PSEG Long Island Friday said the monthly power supply charge portion of electric bills will drop 20 percent in June, after increases in seven of the past eight months.
Average customers using 775 kilowatts of power will see a reduction of around $16 for the month.
The power supply charge, which makes up roughly half of electric bills, will drop to 8.52 cents per kilowatt hour in June, from 10.6 cents in May. Rising gas and electric costs through a record-cold winter were largely responsible for the increases.

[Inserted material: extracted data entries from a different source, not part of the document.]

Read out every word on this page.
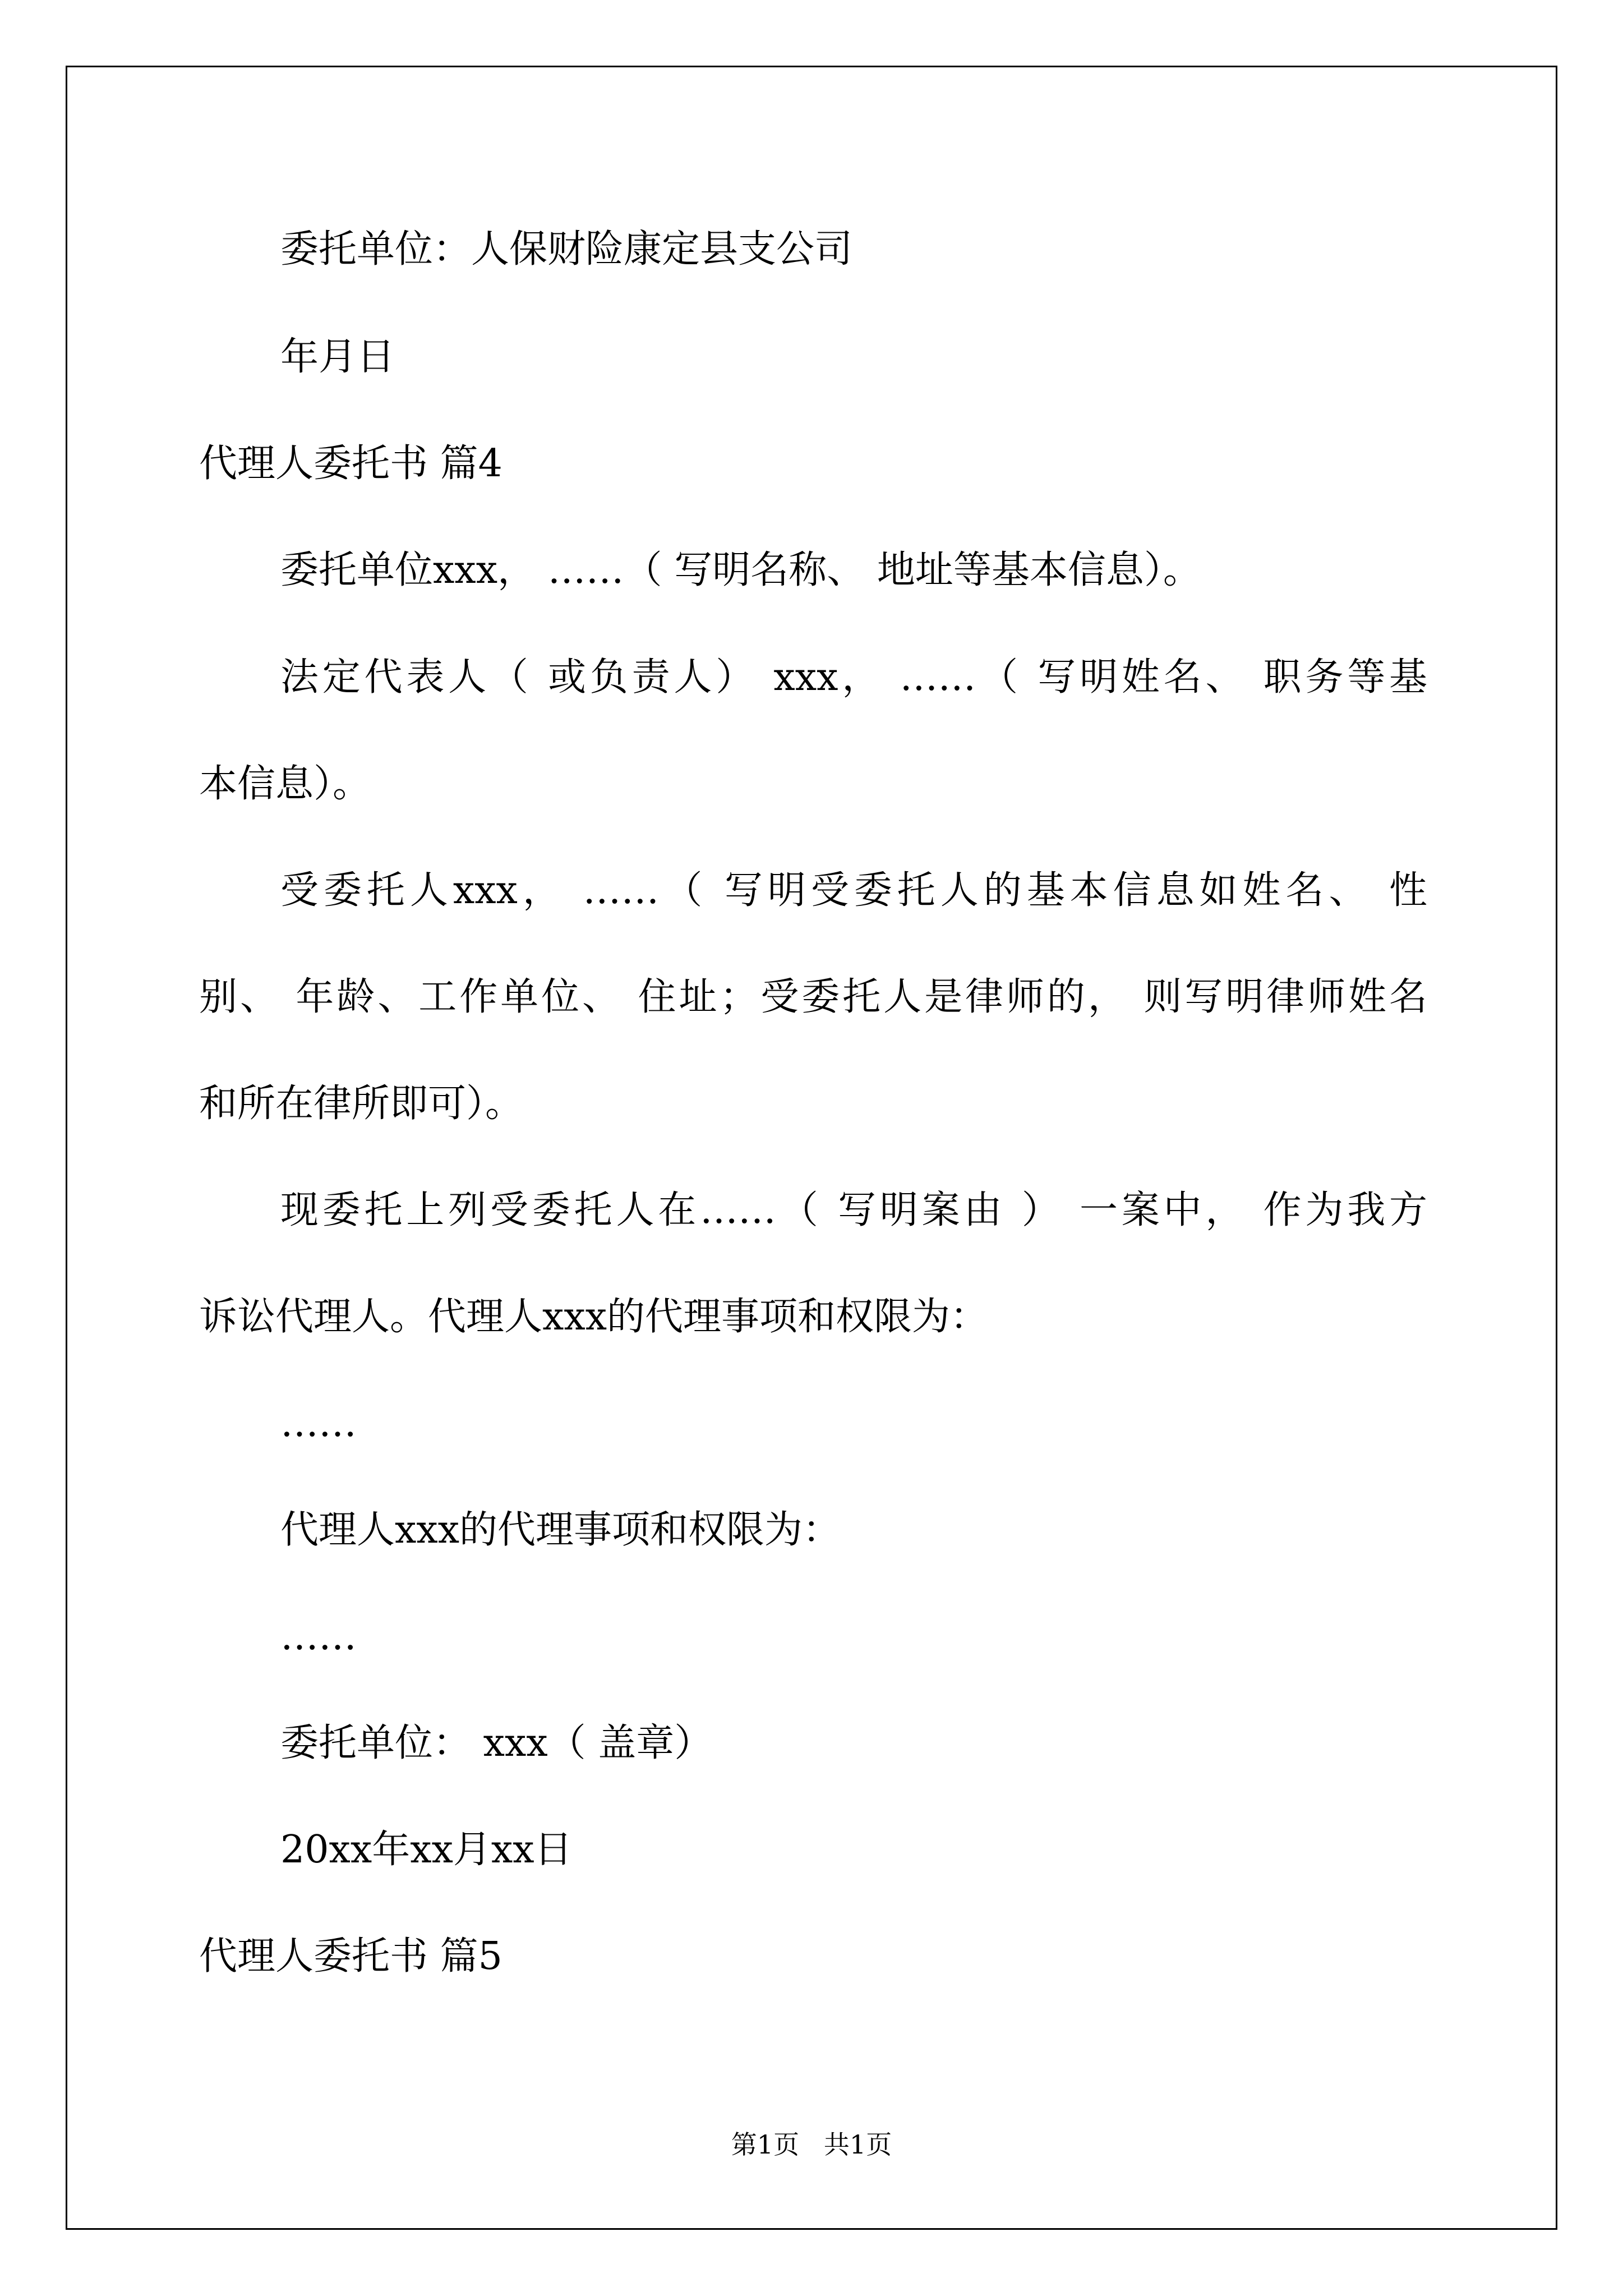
委托单位：人保财险康定县支公司

年月日

代理人委托书 篇4

委托单位xxx， ……（ 写明名称、 地址等基本信息）。

法定代表人（ 或负责人） xxx， ……（ 写明姓名、 职务等基

本信息）。

受委托人xxx， ……（ 写明受委托人的基本信息如姓名、 性

别、 年龄、工作单位、 住址；受委托人是律师的， 则写明律师姓名

和所在律所即可）。

现委托上列受委托人在……（ 写明案由 ） 一案中， 作为我方

诉讼代理人。代理人xxx的代理事项和权限为：

……

代理人xxx的代理事项和权限为：

……

委托单位： xxx（ 盖章）

20xx年xx月xx日

代理人委托书 篇5

第1页   共1页
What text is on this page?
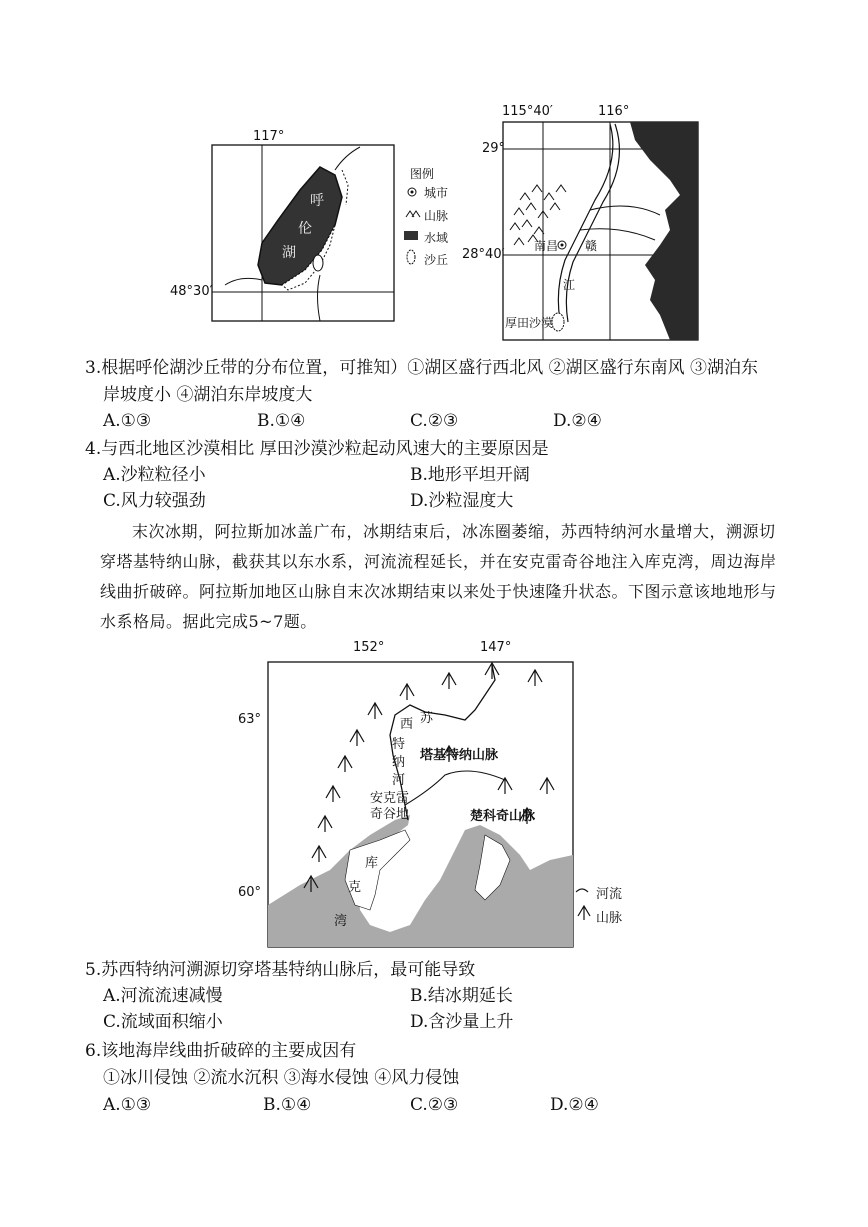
呼
伦
湖
117°
48°30′
图例
城市
山脉
水域
沙丘
115°40′	116°
29°
28°40′
南昌 赣
江
厚田沙漠
3.根据呼伦湖沙丘带的分布位置，可推知）①湖区盛行西北风 ②湖区盛行东南风 ③湖泊东
岸坡度小 ④湖泊东岸坡度大
A.①③	B.①④	C.②③	D.②④
4.与西北地区沙漠相比 厚田沙漠沙粒起动风速大的主要原因是
A.沙粒粒径小	B.地形平坦开阔
C.风力较强劲	D.沙粒湿度大
末次冰期，阿拉斯加冰盖广布，冰期结束后，冰冻圈萎缩，苏西特纳河水量增大，溯源切穿塔基特纳山脉，截获其以东水系，河流流程延长，并在安克雷奇谷地注入库克湾，周边海岸线曲折破碎。阿拉斯加地区山脉自末次冰期结束以来处于快速隆升状态。下图示意该地地形与水系格局。据此完成5~7题。
152°	147°
63°
60°
苏
西
特
纳
河
塔基特纳山脉
安克雷
奇谷地	楚科奇山脉
库
克
湾
河流
山脉
5.苏西特纳河溯源切穿塔基特纳山脉后，最可能导致
A.河流流速减慢	B.结冰期延长
C.流域面积缩小	D.含沙量上升
6.该地海岸线曲折破碎的主要成因有
①冰川侵蚀 ②流水沉积 ③海水侵蚀 ④风力侵蚀
A.①③	B.①④	C.②③	D.②④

The move comes as PSEG examines strategies to reduce the volatility of bills, which had several large spikes during the fall and winter as natural gas prices soared. PSEG is also examining LIPA's balanced-billing program, which had a series of unusual adjustments this winter, an official said. Balanced billing aims to stabilize bills by averaging costs over a year and holding bills relatively steady, but cost increases or decreases of greater than 10 percent can lead to additional adjustments.
In a financial report released Thursday, LIPA noted that as of April's end, it had spent $177 million more for fuel and power purchases for the year than budgeted. It said a winter that was 13 percent colder than normal resulted in 59 percent higher average natural gas prices so far this year, along with 3.6 percent higher electricity demand on Long Island.
David Daly, president of PSEG Long Island, said the company is working on two different tracks to address customer issues with bills and costs. It is looking at LIPA's current fuel-hedging strategy to see if it can be improved to level out costs, he said, as well as the monthly fuel-cost adjustment portion of bills. A review of the balanced-billing program is a separate part of the review.
Daly said he wasn't able to say what changes, if any, would be made. PSEG takes over LIPA's power markets group on Jan. 1, 2015.
PSEG customers have been railing against high winter bills for months. PSEG has blamed much of the hike on higher natural gas prices tied to the polar vortex-related cold weather. Customers who saw their bills jump to some of their highest levels over the winter flooded PSEG call centers, officials said, though volumes have since subsided.
PSEG spokesman Jeff Weir declined to predict whether the power supply charge would remain at its current rate through the summer.